Tv e repórteres chegaram para flagrar o evento curioso que agora era um grande acontecimento: as vacas, dezenas, centenas delas aglomeradas e falando no meio da estrada, gemendo, vociferando, gritando às alturas. Nenhum microfone sobrepujava aquelas vozes incompreendidas.

Lhes falta pasto? Água?

E o campo, não vai bem?

A TV nada sabe, tampouco a internet tem respostas. Veremos como se desenrola.


É dia 9 de outubro, um ano, as vacas não foram embora, a cidade se divide, se rompe entre o urbano e o rural, entre o doméstico e o selvagem, entre a organização e o caos. Derrete como queijo quente diante de sua própria ignóbil vida limitada, enquanto as pessoas deitam e acampam, trazem seus colchões, dormem pela via só para ver o show.

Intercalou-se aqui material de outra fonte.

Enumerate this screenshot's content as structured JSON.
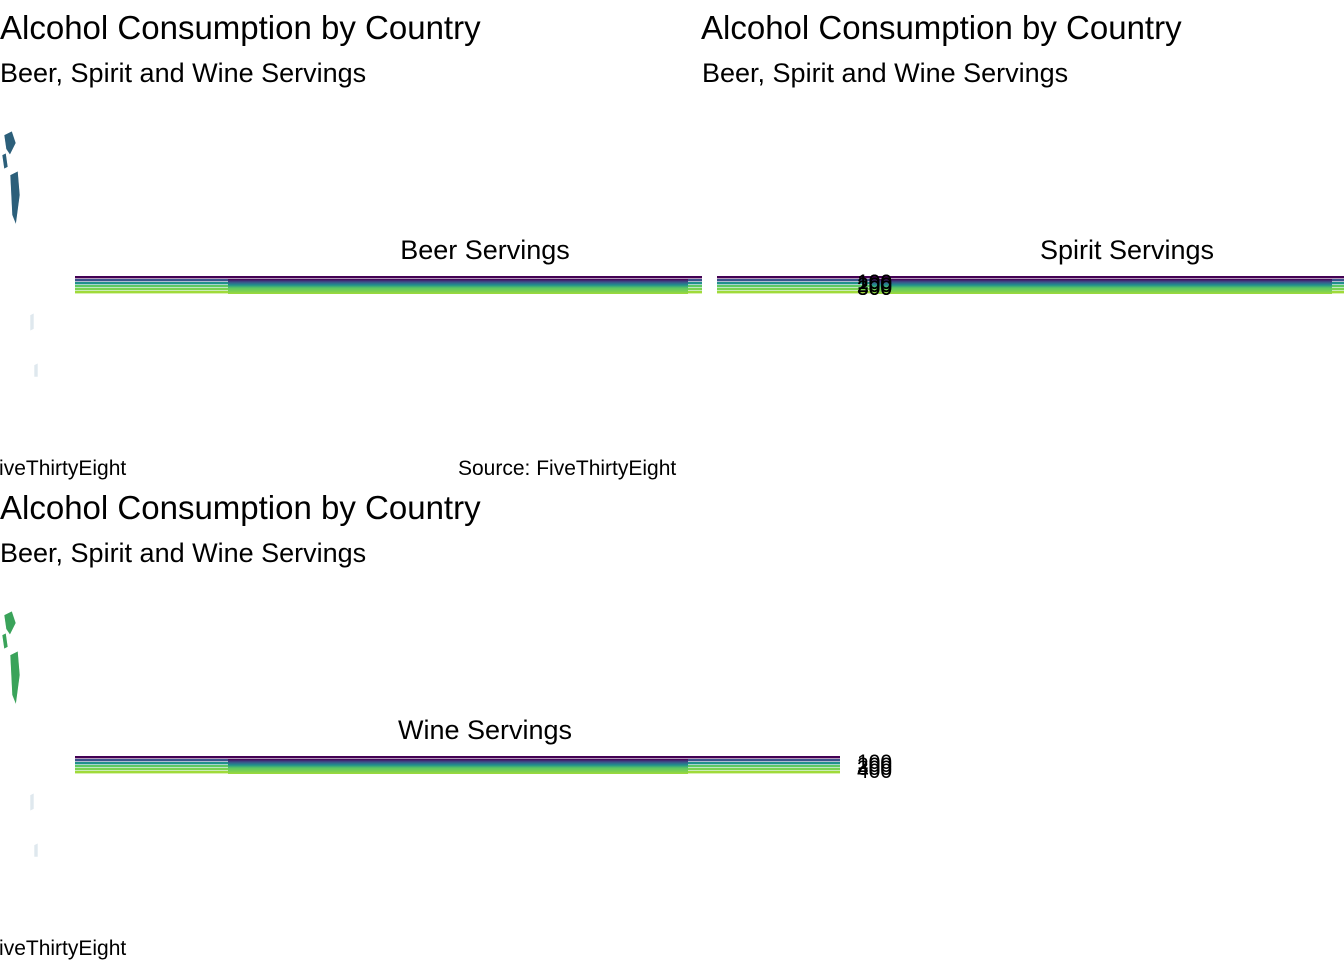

Um acampamento de estudiosos acompanha o fenômeno, vacas conferenciam.


Vacas fazem greve?


Onde estará o humano que fala com os animais? Está ali! Deitado e dormindo, cansado, não pôde abandonar o posto e permaneceu como todos os outros. Não vão, ninguém pode, é demais todas aquelas milhares de vacas, de todos os lugares, juntas para ninguém sabe o quê. 


Mais vacas na estrada, os dias avançam já são incontáveis desde então, de imensurável quantidade aquela multidão e tantas outras não paravam de chegar.

A humanidade amofinada acompanhou a tudo já deitada por completo sobre o pasto da via, que invadira, tomara conta, crescera nas ranhuras abertas à força. O verde reinava sobre o cinza e as pessoas, que não podiam sair dali nem para comer, em desespero, enfiavam a grama crua goela abaixo. Feito vaca, esmagando areia e vegetal com seus dentes amarelados. Arrancavam com a língua espiralada as lâminas verdes recurvas sob chuva e sol, puxando raiz e galho, deglutindo a materia das resmas, que agora só lhes tinham serventia no estado natural. O faziam como se quatro estômagos tivessem. Mas não tinham, não por enquanto.


Tudo parou, a humanidade parou, prosseguiu a marcha dos animais vindos de todo lugar, talvez todas as vacas do mundo estivessem ali. Elas atenderam ao chamado umas das outras, suas vozes em toda terra, juntas. Já não havia mais rodovias, estradas, passos e ruas, não havia mais BR. Não havia mais humanidade. Era tudo só vaca agora.